Avec une mémoire vidéo dédiée, on doit copier ces données dans la mémoire vidéo pour le rendu, ce qui implique des transferts de données passant par le bus PCI-Express. Le processeur voit une partie de la mémoire vidéo, dans laquelle il peut lire ou écrire comme bon lui semble. Le reste de la mémoire vidéo est invisible du point de vue du processeur, mais manipulable par le GPU à sa guise. Il est possible pour le CPU de copier des données dans la portion invisible de la mémoire vidéo, mais cela se fait de manière indirecte en passant par le GPU d'abord. Il faut typiquement envoyer une commande spéciale au GPU, pour lui dire de charger une texture en mémoire vidéo, par exemple. Le GPU effectue alors une copie de la mémoire système vers la mémoire vidéo, en utilisant un contrôleur DMA intégré au GPU.
La gestion de la mémoire vidéo est prise en charge par le pilote de la carte graphique, sur le processeur.
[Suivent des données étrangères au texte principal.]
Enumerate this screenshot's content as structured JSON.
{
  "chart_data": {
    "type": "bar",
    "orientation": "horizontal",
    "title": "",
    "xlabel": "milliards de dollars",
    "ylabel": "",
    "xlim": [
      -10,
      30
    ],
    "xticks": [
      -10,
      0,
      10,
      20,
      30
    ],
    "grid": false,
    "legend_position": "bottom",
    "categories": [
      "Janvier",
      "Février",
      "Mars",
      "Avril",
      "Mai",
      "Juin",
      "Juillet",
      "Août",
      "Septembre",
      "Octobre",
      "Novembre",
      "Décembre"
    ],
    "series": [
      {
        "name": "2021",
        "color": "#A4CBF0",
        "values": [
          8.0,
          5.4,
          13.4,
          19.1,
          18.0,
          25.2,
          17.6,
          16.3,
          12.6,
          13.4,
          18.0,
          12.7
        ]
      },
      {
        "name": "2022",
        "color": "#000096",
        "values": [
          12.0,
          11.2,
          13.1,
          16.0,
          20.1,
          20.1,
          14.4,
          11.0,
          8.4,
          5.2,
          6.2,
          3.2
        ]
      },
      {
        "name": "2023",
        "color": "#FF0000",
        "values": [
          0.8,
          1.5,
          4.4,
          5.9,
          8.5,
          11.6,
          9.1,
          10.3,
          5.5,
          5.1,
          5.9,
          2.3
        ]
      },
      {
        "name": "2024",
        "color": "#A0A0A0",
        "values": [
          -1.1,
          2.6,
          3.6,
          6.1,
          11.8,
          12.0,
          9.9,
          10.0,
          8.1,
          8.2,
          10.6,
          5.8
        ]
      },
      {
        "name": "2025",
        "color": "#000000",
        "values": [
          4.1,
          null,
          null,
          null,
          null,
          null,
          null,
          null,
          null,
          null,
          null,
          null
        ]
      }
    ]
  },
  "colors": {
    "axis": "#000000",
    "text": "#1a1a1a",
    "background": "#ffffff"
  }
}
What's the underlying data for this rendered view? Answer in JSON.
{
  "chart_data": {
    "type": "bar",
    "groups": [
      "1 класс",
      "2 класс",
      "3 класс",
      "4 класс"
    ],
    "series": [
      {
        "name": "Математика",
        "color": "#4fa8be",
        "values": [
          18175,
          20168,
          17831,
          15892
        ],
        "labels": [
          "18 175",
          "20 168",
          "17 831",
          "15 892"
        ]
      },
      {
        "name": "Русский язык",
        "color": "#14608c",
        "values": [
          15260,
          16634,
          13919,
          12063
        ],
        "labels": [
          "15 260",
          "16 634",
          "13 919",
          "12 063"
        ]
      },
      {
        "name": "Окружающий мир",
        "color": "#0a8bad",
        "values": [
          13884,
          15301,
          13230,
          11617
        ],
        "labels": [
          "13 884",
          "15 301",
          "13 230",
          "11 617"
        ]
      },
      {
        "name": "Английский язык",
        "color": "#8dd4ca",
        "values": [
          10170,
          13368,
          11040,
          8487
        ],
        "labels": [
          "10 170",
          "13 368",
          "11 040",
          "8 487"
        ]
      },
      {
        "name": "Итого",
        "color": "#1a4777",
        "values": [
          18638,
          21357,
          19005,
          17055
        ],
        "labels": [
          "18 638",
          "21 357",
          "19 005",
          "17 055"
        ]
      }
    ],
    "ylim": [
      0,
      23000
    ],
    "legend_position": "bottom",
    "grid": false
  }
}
Elle a tendance à allouer les textures et d'autres données de grande taille dans la mémoire vidéo invisible, le reste étant placé ailleurs. Les copies DMA vers la mémoire vidéo invisible sont adaptées à des copies de grosses données comme les textures, mais elles marchent mal pour des données assez petites. Or, les jeux vidéos ont tendance à générer à la volée de nombreuses données de petite taille, qu'il faut copier en mémoire vidéo. Et c'est sans compter sur des ressources du pilote de périphériques, qui doivent être copiées en mémoire vidéo, comme le tampon de commande ou d'autres ressources. Et celles-ci ne peuvent pas forcément être copiées dans la mémoire vidéo invisible. Si la mémoire vidéo visible par le CPU est trop petite, les données précédentes sont copiées dans la mémoire visible par le CPU, en mémoire système, mais leur accès par le GPU est alors très lent. Aussi, plus la portion visible de la mémoire vidéo est grande, plus simple est la gestion de la mémoire vidéo par le pilote graphique. Et de ce point de vue, les choses ont évolué récemment.
Pour accéder à un périphérique PCI-Express, il faut configurer des registres spécialisés, appelés les Base Address Registers (BARs). La configuration des registres précise quelle portion de mémoire vidéo est adressable par le processeur, quelle est sa taille, sa position en mémoire vidéo, etc. Avant 2008, les BAR permettaient d’accéder à seulement 256 mégaoctets, pas plus. La gestion de la mémoire vidéo était alors difficile. Les échanges entre portion visible et invisible de la mémoire vidéo étaient complexes, demandaient d’exécuter des commandes spécifiques au GPU et autres. Après 2008, la spécification du PCI-Express ajouta un support de la technologie resizable bar, qui permet au processeur d’accéder directement à plus de 256 mégaoctets de mémoire vidéo, voire à la totalité de la mémoire vidéo. De nombreux fabricants de cartes graphiques commencent à incorporer cette technologie, qui demande quelques changements au niveau du système d'exploitation, des pilotes de périphériques et du matériel.